The first of many lawsuits is filed as officials confirm 14 people are dead and 170 infected after receiving tainted steroids.
By Hannah Thomas-Peter, New York Correspondent
American health officials say 14,000 people have been exposed to contaminated drugs linked to a deadly fungal meningitis outbreak.
Fourteen people are dead and at least 170 infected across eleven states after being treated for back pain with tainted steroid injections.
The US Centres for Disease Control released the new information as the Federal Drug Administration (FDA) reported that 50 vials of the medicine had tested positive for fungal meningitis so far.
Doctors are rushing to warn people who might have been exposed, many of whom might not experience symptoms for around 30 days after infection.
Fungal meningitis is rare and not passed from person to person, but it is a very serious condition with symptoms including neck ache, fever, headaches and extreme sensitivity to light.
The batch of steroids linked to the outbreak has been recalled, and the Massachusetts pharmacy that manufactured it, the New England Compounding Centre (NECC), has said it is co-operating with authorities investigating the outbreak.
But Massachusetts Governor Deval Patrick said the NECC may have misled regulators and done work beyond the scope of its state licence.
An FDA official said the NECC had assured federal authorities that it was producing safe products, and that the meningitis outbreak showed the need for a new scheme to oversee the specific type of drug associated with it.

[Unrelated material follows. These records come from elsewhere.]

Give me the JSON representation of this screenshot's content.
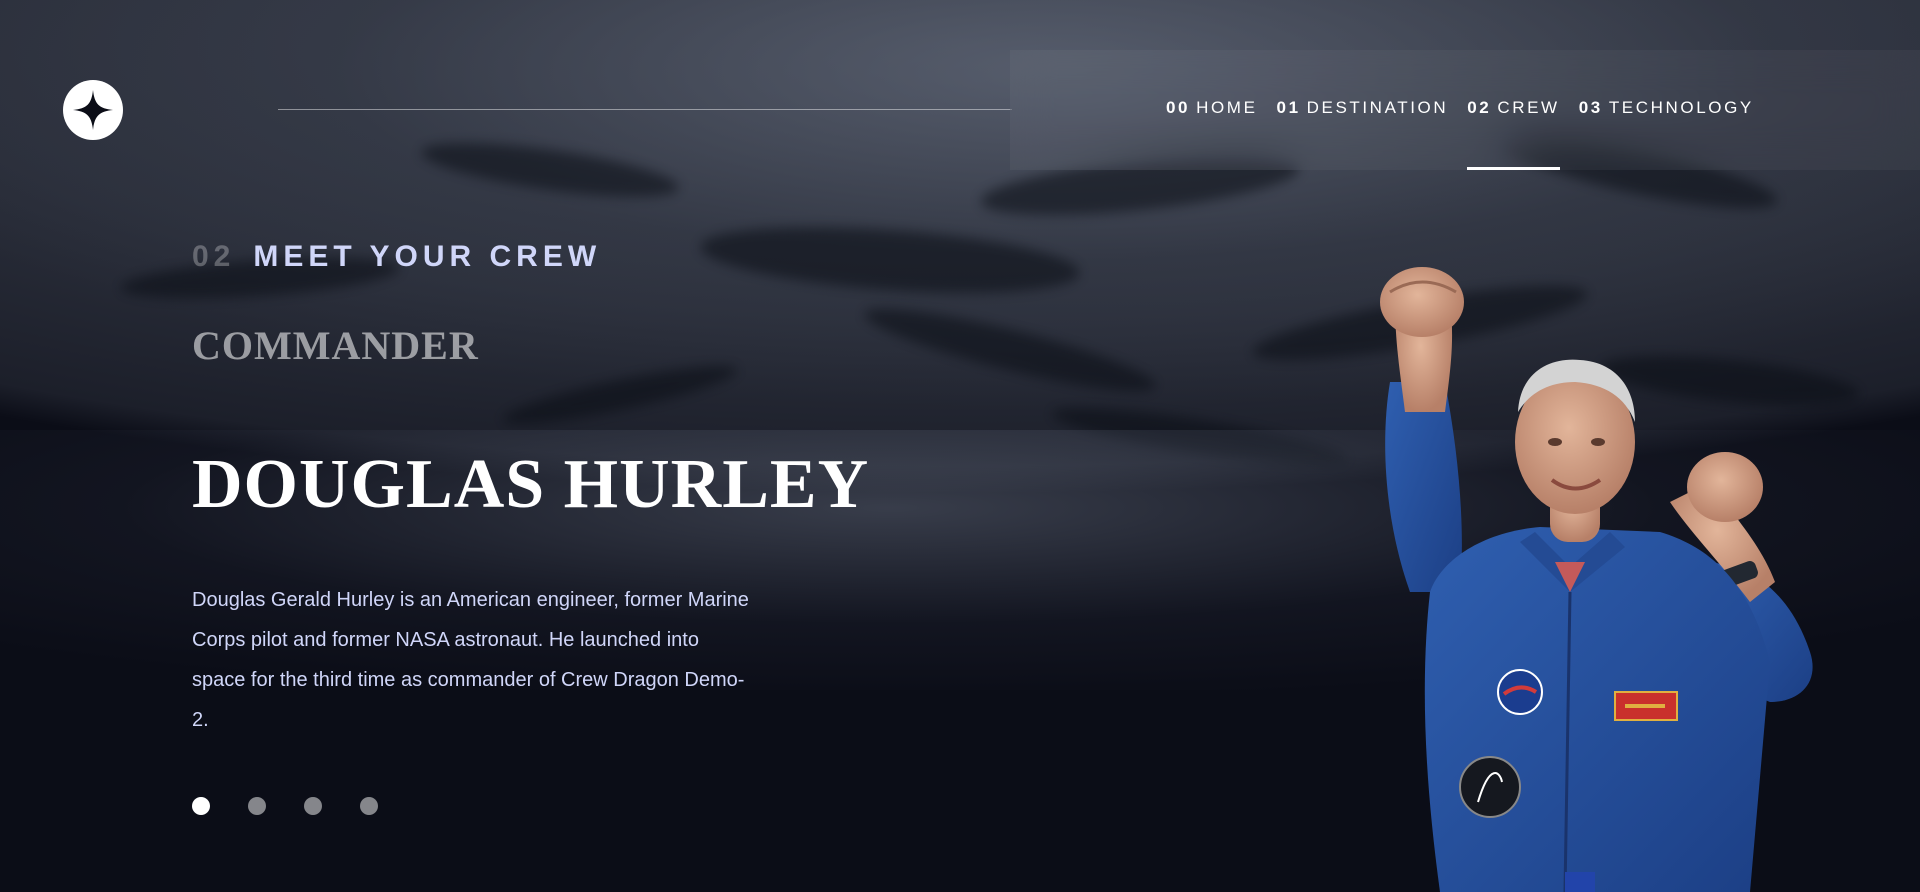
{
  "nav": {
    "items": [
      {
        "num": "00",
        "label": "HOME",
        "active": false
      },
      {
        "num": "01",
        "label": "DESTINATION",
        "active": false
      },
      {
        "num": "02",
        "label": "CREW",
        "active": true
      },
      {
        "num": "03",
        "label": "TECHNOLOGY",
        "active": false
      }
    ]
  },
  "crew": {
    "eyebrow_num": "02",
    "eyebrow_label": "MEET YOUR CREW",
    "role": "COMMANDER",
    "name": "DOUGLAS HURLEY",
    "bio": "Douglas Gerald Hurley is an American engineer, former Marine Corps pilot and former NASA astronaut. He launched into space for the third time as commander of Crew Dragon Demo-2.",
    "slides_count": 4,
    "active_slide": 1
  },
  "icons": {
    "logo": "star-logo-icon"
  },
  "colors": {
    "background": "#0b0d17",
    "accent_text": "#d0d6f9",
    "white": "#ffffff"
  }
}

The legal backlash has already begun with a Minnesota woman launching what is thought to be the first of many lawsuits against the NECC.
Barbe Puro says she suffered “bodily harm, emotional distress, and other personal injuries” after being injected in September with doses of the steroid medication.
She is waiting for the results of a painful spinal tap to confirm if she has the illness.
The lawsuit seeks unspecified damages and class-action status to cover fellow patients in Minnesota.